By transforming the equation this way, you eliminate the fractions and create a linear equation. This allows for easier manipulation of terms and sets the stage for solving the equation directly.

Isolation of variables is a foundational concept in solving equations. The goal is to "isolate" the variable (in this case, \( x \)) on one side of the equation to determine its value. Starting from the already simplified equation after using cross-multiplication and distribution, \( 4x + 24 = 5x - 10 \), the focus shifts to moving terms around.To isolate \( x \):

• Move variable terms together by subtracting \( 5x \) from both sides, resulting in \( 4x - 5x + 24 = -10 \).
• This simplifies to \( -x + 24 = -10 \).
• Next, deal with the constant term by subtracting 24 from both sides, which gives \( -x = -34 \).
• Finally, multiply both sides by \(-1\) to solve for \( x \): \( x = 34 \).

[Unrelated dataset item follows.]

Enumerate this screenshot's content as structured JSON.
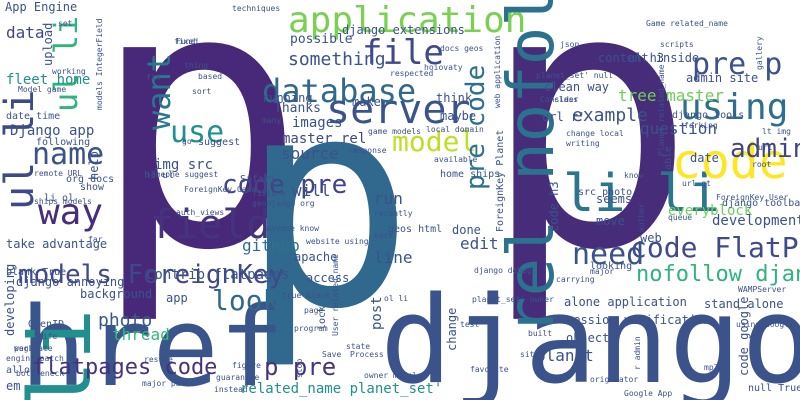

The isolation process clarifies the final value of \( x \), neatly wrapping up the solution. This step is crucial when working with equations, ensuring you're left with a clear and direct expression for your variable.

The distributive property simplifies expressions by spreading multiplication over addition or subtraction within parentheses. This property is crucial for handling terms effectively, as seen in the solution of our given problem after cross-multiplication.In this scenario, the distributed property is applied as follows:

• Start with the equation after cross-multiplying: \( 4(x+6) = 5(x-2) \).
• Distribute \( 4 \) across \( (x+6) \): \( 4 \times x + 4 \times 6 \) results in \( 4x + 24 \).
• Similarly, distribute \( 5 \) across \( (x-2) \), creating \( 5 \times x - 5 \times 2 \), which simplifies to \( 5x - 10 \).

Using the distributive property transforms complicated expressions into manageable terms, enabling the simplification needed to isolate and solve for \( x \). Understanding this property is essential, as it is widely used to break down and solve mathematical problems efficiently.